Social isolation is a well-established and widespread threat to the mental health of the aging population. One specialty at SeniorNet is teaching seniors how to communicate better and unite virtually -- through pictures, videos and text -- with friends and families divided by geographic distance, says John Alger, interim executive director for SeniorNet.
"Social interaction is key," Mr. Alger says, adding that the report's findings jibe perfectly with what he has seen "on the ground."
But what exactly is it about the Internet that helps reduce depression? Is it improved communication or something else?
That part is not scientifically proved yet, Mr. Ford says, but he adds that it probably has to do with a sense of connectedness and belonging for the Internet-using senior that in turn yields a sense of relevance.
Mr. Ford is working on the next phase of the study, which aims to show exactly what aspects of the Internet are at work in alleviating depression. Release is planned for later this year.
It all makes sense to the Rev. Joseph K. Williams Sr., who runs Emmaus Services for the Aging.
"When you stay active and connected, it helps promote mental and physical health," Mr. Williams says. "The computer lab - and using the Internet in general - are just part of that," he says, adding that the seniors also get a lot out of their "real-life" interactions with other seniors during the computer lab classes.

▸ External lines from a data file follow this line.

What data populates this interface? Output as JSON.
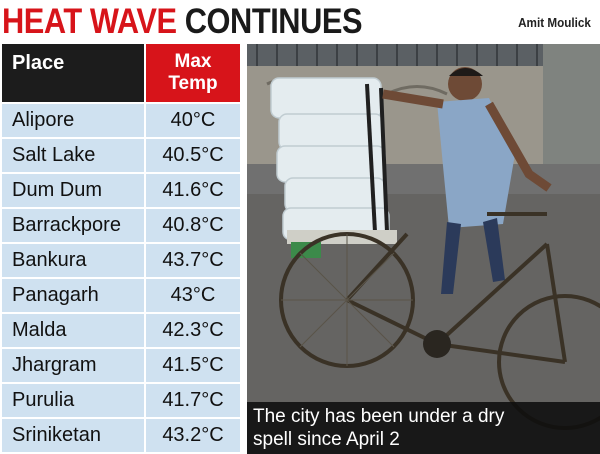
{
  "headline": {
    "part1": "HEAT WAVE ",
    "part2": "CONTINUES"
  },
  "credit": "Amit Moulick",
  "table": {
    "header_place": "Place",
    "header_temp": "Max\nTemp",
    "rows": [
      {
        "place": "Alipore",
        "temp": "40°C"
      },
      {
        "place": "Salt Lake",
        "temp": "40.5°C"
      },
      {
        "place": "Dum Dum",
        "temp": "41.6°C"
      },
      {
        "place": "Barrackpore",
        "temp": "40.8°C"
      },
      {
        "place": "Bankura",
        "temp": "43.7°C"
      },
      {
        "place": "Panagarh",
        "temp": "43°C"
      },
      {
        "place": "Malda",
        "temp": "42.3°C"
      },
      {
        "place": "Jhargram",
        "temp": "41.5°C"
      },
      {
        "place": "Purulia",
        "temp": "41.7°C"
      },
      {
        "place": "Sriniketan",
        "temp": "43.2°C"
      }
    ]
  },
  "caption": {
    "line1": "The city has been under a dry",
    "line2": "spell since April 2"
  },
  "colors": {
    "accent_red": "#d7141a",
    "header_dark": "#1c1c1c",
    "cell_blue": "#cfe1f0"
  }
}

"Depression in seniors is common, costly, disabling and deadly," says Alixe McNeill, vice president for program development at the National Council on Aging.
Depression affects between 15 percent and 20 percent of older Americans and is a major reason for disability, Ms. McNeill says. In addition, health care costs for seniors with depression are estimated to run 50 percent to 100 percent higher than those of non-depressed seniors.
A little dose of the Internet will help reverse all that?
Obviously, it's not quite that simple. However, Ms. McNeill calls the report encouraging and says she's looking forward to additional research on the topic.
Ms. Brown, though, says she doesn't need any more convincing or research.
"The Internet is exciting. I have adventures, and I stay connected," Ms. Brown says. "It can definitely help stave off depression."